Publication year - 2003
Publication title -
astronomische nachrichten
Language(s) - English
Resource type - Journals
SCImago Journal Rank - 0.394
H-Index - 63
eISSN - 1521-3994
pISSN - 0004-6337
DOI - 10.1002/asna.200310026
Subject(s) - physics , astrophysics , galaxy , redshift , active galactic nucleus , astronomy , sky , line (geometry) , spectral line , emission spectrum , spectroscopy , x ray , optics , geometry , mathematics
The 13hr XMM‐Newton / Chandra deep survey is the first of two extremely deep XMM‐Newton fields observed by the XMM‐OM consortium. A 120 ks Chandra mosaic, covering 0.2 deg 2 , provides sensitive, confusion‐free point source detection with sub‐arcsecond positions, while the 200 ks XMM‐Newton observation provides high quality X‐ray spectroscopy over the same sky area. We have optical spectroscopic identifications for 70 X–ray sources. Of these, 42 are broad emissionline AGN with a wide range of redshifts.
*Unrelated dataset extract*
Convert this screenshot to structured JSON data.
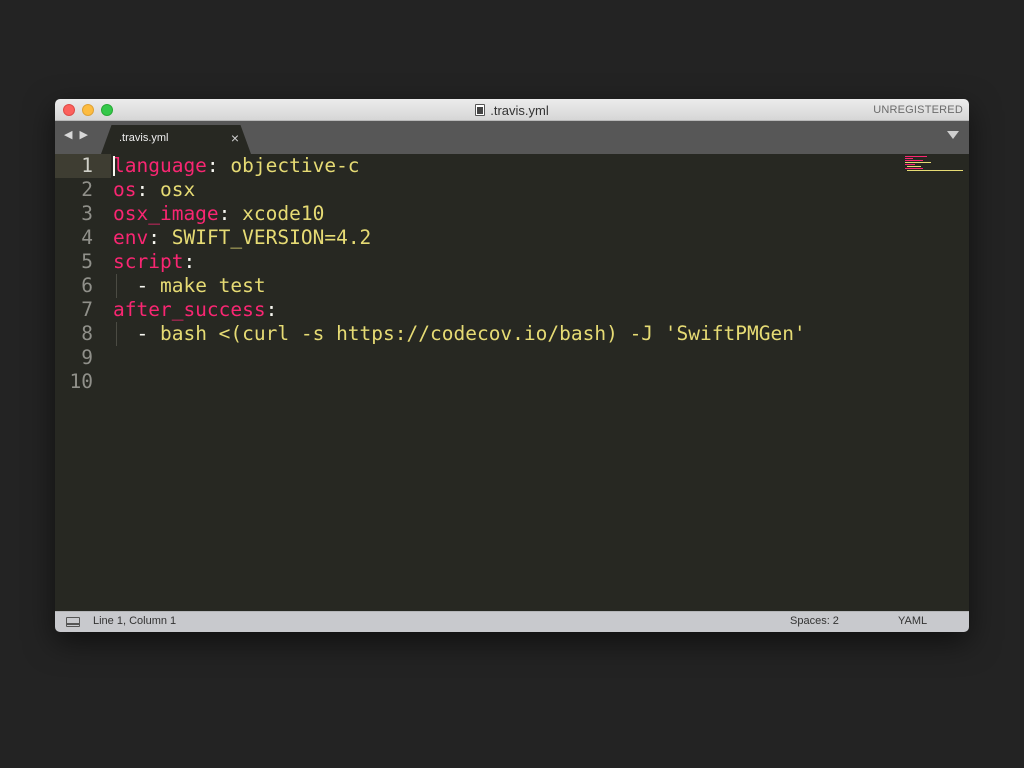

The optical counterparts of a further 23 sources are narrow emission line galaxies and absorption line galaxies. These 23 sources all lie at z < 1 and typically have lower X–ray luminosities than the broad‐line AGN. About half of them show significant X–ray absorption and are almost certainly intrinsically absorbed AGN. However some of them have unabsorbed, AGN‐like, power‐law components in their X–ray spectra, but do not show broad emission lines in their optical spectra. These sources may be weak, unobscured AGN in bright galaxies and their existence at low redshifts could be a consequence of the strong cosmological evolution of AGN characteristic luminosities.